In a court brief, Musk’s attorneys disclosed that he never submitted a tweet for preapproval, and that he has a representative reviewing his tweets in real time upon publication.

“That’s not what the SEC negotiated in its settlement,” she noted.

But Judge Nathan was not so easily swayed. ”You’re taking that out of context, aren’t you?” she interjected.

She also had stern words for Musk, however telling the tech tycoon that it did not matter whether he is a “small potato or a big fish.”

“That’s the rule of law,” she added.

Musk’s attorney John Charles Hueston, from the firm Hueston Hennigan LLP, questioned whether his client could be sanctioned at all for breaching such cloudy verbiage.

“Not for contempt given the murk of the policy in place,” Hueston said.

Nathan appeared uncomfortable with allowing that standard to prevail.

“The court needs to give clear and unambiguous orders,” she said.

If the terms are unclear, she suggested, the consent judgment may need to be vacated or modified.

“In the case of ambiguity, no contempt can be brought,” she noted. “But if you prevail, something has to change.”

Musk has made no secret for his disdain for the SEC.

In an emotional interview with “60 Minutes” last year, Musk proclaimed: “I do not respect the SEC. I do not respect them.” 

Shortly after signing the original settlement, Musk tweeted: “Worth it.”

Crumpton quoted this language to ask the judge to impose a substantial financial penalty.

“We ask the court to make him pay a meaningful fine to make it not ‘worth it,’” Crumpton said.

Nathan today noted the assertion by Musk’s attorneys that their client has cut down on his tweeting about Tesla since last year’s settlement.

Tesla wrote a letter to the court arguing that Musk’s tweet did not contain material information, and an expert appointed by his attorney found that it did not move stock prices.

“The market gave the judgment: immaterial,” Hueston said.

Nathan appeared reluctant to have Tesla’s judgment over Musk’s compliance with the judgment substitute for her own.

“If you prevail today, your argument is that I have no future role?” the judge asked.

The question hung heavy over the proceedings because Tesla has stood by their CEO and co-founder.

“Tesla has, for whatever reason, thrown its lot with Mr.
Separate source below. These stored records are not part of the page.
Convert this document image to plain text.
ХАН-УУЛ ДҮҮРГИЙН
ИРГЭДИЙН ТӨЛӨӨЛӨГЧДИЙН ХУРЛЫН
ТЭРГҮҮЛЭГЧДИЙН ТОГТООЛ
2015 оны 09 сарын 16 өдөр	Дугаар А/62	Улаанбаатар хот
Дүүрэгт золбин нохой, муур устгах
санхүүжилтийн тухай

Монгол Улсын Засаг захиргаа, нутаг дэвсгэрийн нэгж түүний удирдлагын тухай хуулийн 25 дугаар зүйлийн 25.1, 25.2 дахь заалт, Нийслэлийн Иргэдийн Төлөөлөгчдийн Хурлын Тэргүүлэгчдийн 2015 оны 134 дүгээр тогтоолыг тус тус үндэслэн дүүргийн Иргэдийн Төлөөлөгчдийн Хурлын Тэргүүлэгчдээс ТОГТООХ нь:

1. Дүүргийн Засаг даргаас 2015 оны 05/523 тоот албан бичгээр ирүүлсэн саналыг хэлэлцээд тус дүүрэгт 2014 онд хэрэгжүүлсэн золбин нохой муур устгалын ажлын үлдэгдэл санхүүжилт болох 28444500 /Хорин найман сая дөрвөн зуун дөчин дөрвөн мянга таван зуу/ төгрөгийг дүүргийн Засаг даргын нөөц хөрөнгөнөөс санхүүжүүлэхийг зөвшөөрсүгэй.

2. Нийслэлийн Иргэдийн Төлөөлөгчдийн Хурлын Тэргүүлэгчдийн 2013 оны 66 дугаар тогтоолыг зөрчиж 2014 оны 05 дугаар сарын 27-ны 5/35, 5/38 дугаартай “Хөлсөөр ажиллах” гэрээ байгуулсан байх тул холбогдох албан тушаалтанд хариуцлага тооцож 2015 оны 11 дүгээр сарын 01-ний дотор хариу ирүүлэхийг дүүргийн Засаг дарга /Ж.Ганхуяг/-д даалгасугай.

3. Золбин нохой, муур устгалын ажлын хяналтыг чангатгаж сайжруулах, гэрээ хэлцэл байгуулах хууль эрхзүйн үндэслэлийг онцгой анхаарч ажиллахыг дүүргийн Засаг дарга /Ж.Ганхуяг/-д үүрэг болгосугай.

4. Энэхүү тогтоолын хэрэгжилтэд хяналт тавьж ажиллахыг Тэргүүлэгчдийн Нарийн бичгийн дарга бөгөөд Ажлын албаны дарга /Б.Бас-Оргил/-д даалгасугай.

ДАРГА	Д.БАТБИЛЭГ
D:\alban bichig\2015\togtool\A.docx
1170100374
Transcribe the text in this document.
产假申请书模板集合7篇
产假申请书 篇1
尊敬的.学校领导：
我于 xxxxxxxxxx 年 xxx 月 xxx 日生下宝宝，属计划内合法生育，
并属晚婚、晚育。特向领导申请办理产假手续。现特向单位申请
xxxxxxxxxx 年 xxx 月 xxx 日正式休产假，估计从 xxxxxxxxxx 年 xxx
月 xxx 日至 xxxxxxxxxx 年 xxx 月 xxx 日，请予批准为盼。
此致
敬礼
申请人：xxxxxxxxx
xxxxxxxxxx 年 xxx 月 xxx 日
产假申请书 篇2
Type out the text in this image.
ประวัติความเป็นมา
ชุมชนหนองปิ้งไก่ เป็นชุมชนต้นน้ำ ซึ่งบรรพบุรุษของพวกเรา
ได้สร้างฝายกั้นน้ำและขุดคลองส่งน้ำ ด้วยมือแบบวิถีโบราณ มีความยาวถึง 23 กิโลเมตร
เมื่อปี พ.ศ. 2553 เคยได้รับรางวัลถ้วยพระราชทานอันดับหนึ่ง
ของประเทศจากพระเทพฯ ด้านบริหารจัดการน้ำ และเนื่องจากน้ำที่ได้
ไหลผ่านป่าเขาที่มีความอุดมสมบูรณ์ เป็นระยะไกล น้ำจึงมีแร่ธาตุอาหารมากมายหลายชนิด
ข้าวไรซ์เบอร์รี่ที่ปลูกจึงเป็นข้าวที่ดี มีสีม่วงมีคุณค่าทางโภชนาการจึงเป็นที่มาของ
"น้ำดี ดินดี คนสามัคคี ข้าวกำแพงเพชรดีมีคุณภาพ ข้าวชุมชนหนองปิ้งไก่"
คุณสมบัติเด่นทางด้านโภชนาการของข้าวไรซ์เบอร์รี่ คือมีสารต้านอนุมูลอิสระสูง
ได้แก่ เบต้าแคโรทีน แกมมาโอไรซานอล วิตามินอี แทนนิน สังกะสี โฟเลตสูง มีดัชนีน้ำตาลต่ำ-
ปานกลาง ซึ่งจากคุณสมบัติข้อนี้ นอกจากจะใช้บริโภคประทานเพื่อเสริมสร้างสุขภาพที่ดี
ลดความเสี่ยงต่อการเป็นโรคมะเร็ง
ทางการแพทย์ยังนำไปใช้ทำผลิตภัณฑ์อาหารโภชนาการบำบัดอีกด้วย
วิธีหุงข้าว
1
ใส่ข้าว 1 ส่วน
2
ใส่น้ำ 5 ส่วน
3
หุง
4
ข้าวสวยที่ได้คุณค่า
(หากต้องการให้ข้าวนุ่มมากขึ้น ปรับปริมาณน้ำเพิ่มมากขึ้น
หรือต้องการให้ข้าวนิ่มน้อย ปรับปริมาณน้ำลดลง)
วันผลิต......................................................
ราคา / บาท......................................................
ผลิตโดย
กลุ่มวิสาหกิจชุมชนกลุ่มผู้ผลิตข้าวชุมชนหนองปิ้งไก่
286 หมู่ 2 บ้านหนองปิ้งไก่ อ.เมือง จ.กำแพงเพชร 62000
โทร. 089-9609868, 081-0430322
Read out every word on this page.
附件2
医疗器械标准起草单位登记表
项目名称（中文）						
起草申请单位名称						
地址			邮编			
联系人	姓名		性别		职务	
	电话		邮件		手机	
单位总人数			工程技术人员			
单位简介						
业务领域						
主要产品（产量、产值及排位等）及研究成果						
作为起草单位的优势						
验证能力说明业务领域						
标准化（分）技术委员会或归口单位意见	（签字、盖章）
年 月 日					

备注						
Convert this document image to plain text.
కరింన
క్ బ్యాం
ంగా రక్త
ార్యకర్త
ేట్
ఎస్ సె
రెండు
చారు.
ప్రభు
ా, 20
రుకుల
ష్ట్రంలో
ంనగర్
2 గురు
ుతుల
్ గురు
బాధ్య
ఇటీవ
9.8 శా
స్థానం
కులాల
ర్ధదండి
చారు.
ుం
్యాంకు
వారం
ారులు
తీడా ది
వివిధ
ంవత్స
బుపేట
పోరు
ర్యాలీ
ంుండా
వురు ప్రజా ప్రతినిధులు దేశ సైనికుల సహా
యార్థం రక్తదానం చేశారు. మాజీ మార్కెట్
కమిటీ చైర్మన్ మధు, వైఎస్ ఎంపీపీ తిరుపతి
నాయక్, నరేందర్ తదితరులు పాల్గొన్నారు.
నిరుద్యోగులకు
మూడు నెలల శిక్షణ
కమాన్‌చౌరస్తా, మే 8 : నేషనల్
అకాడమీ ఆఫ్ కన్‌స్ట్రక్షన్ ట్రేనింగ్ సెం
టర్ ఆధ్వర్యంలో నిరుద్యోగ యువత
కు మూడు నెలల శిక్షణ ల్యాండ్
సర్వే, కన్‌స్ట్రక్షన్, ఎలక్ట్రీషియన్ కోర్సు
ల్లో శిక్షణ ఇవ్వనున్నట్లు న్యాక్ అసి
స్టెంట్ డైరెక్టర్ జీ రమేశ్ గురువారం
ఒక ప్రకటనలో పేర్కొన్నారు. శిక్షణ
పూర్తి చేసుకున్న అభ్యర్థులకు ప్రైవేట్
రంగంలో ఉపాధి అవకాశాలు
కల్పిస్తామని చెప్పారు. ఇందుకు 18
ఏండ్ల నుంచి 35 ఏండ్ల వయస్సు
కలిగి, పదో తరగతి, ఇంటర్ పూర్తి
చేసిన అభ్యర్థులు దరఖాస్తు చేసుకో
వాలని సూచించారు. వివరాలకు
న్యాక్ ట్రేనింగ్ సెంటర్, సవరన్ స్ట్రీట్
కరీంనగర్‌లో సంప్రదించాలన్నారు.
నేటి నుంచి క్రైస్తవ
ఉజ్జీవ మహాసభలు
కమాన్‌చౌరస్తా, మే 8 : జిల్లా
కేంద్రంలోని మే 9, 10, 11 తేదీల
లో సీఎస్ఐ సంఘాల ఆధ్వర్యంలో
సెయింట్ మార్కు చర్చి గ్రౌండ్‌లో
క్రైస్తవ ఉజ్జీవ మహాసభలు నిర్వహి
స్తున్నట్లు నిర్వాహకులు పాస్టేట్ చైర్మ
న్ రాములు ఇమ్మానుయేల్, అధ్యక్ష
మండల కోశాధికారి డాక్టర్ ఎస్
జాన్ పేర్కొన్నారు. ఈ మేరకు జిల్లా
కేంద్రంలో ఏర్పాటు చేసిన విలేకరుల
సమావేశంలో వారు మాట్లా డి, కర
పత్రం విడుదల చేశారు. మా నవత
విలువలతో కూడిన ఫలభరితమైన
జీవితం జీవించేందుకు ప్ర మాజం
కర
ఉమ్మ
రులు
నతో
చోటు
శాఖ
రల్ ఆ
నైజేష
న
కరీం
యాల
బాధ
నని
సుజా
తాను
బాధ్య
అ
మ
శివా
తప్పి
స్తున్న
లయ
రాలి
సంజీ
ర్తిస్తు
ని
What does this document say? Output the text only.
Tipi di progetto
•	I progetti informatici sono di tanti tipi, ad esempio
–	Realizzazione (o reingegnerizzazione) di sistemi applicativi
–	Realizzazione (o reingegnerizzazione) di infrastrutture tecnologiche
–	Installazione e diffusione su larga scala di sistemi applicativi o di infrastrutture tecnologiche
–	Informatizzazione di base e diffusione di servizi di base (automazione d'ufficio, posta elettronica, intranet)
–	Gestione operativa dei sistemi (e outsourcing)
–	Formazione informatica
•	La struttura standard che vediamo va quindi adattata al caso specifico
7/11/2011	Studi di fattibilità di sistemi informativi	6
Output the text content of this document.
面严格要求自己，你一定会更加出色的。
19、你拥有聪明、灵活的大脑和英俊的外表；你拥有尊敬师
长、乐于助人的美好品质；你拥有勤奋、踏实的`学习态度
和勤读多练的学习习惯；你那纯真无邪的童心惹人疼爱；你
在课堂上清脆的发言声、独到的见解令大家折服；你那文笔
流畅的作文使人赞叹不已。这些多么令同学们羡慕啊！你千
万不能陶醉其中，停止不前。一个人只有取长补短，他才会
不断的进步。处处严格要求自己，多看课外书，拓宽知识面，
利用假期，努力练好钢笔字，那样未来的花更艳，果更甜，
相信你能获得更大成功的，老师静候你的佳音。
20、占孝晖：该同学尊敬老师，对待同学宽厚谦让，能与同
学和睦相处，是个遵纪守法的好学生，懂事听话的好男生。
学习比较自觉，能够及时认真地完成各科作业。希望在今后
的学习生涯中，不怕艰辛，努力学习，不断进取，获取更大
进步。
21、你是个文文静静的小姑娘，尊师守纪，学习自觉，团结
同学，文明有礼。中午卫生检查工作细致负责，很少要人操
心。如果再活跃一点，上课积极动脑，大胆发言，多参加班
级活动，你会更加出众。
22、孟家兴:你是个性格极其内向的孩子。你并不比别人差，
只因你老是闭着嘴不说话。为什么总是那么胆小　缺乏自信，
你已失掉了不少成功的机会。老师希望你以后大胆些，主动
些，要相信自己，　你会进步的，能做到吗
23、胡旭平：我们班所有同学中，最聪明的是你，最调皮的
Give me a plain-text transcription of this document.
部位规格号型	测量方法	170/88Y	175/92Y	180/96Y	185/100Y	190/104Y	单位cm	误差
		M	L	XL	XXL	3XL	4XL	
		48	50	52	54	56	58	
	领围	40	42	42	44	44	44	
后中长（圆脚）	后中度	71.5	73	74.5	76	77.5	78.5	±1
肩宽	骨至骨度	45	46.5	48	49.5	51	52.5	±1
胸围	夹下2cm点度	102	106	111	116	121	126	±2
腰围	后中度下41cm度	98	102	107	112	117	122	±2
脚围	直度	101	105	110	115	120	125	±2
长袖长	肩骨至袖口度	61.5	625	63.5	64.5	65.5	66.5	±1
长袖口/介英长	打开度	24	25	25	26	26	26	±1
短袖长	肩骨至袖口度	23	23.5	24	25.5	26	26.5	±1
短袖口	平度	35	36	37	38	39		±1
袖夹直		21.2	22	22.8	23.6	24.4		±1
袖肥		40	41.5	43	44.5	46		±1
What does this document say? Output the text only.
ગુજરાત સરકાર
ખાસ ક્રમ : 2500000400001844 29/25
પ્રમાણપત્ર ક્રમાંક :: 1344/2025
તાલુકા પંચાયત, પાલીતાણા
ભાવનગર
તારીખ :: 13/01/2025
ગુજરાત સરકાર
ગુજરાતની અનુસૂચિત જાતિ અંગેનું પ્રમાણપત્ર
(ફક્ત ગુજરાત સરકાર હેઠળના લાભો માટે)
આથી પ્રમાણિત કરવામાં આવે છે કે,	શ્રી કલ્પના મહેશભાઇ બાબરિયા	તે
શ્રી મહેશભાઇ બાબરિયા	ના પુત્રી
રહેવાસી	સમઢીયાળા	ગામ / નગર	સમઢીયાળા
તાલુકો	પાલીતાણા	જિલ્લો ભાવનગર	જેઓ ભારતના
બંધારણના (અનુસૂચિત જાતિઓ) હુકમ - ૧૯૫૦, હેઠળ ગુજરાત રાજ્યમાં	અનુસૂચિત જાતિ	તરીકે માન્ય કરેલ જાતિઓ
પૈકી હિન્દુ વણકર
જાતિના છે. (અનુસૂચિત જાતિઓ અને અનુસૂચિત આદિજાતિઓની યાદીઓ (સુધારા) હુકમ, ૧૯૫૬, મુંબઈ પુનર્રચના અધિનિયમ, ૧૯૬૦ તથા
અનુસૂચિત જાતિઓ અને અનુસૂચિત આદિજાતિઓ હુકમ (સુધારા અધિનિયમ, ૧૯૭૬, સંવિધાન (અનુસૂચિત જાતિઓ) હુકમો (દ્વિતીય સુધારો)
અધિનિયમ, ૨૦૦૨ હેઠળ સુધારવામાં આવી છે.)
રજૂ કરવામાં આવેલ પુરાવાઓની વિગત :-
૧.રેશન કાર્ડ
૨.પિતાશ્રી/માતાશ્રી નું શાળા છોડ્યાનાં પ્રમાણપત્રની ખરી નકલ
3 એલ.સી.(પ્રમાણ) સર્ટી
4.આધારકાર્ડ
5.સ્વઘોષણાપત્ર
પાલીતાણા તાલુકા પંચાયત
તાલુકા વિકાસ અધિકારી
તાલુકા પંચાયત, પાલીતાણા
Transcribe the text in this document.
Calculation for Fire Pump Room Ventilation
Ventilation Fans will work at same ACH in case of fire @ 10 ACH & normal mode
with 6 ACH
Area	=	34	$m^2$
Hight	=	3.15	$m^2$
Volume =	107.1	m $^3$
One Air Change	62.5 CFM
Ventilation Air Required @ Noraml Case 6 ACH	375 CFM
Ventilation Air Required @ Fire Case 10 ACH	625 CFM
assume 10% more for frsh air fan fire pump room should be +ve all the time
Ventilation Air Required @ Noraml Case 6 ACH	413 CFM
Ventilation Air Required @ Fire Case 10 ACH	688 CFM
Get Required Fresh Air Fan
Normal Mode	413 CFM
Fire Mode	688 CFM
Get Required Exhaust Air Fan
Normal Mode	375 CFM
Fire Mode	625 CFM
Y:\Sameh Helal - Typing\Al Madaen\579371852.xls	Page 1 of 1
Musk,” Crumpton put it, calling that alliance “troubling.”

Perhaps chastened by the fallout of his TV bluster, Musk sat stone-faced beside his attorney for most of the proceedings.

During Crumpton’s arguments, however, the fiery billionaire could not restrain reactions to his SEC pursuers. 

Musk arched his brow and quizzically frowned as Crumpton spoke, and nodded heavily at his own attorney rattling off statistics about Tesla’s anticipated production.

At the end of the hearing, Musk gave the proceedings high marks, telling reporters that he was “very happy” with how they went and “very impressed with Judge Nathan’s analysis.”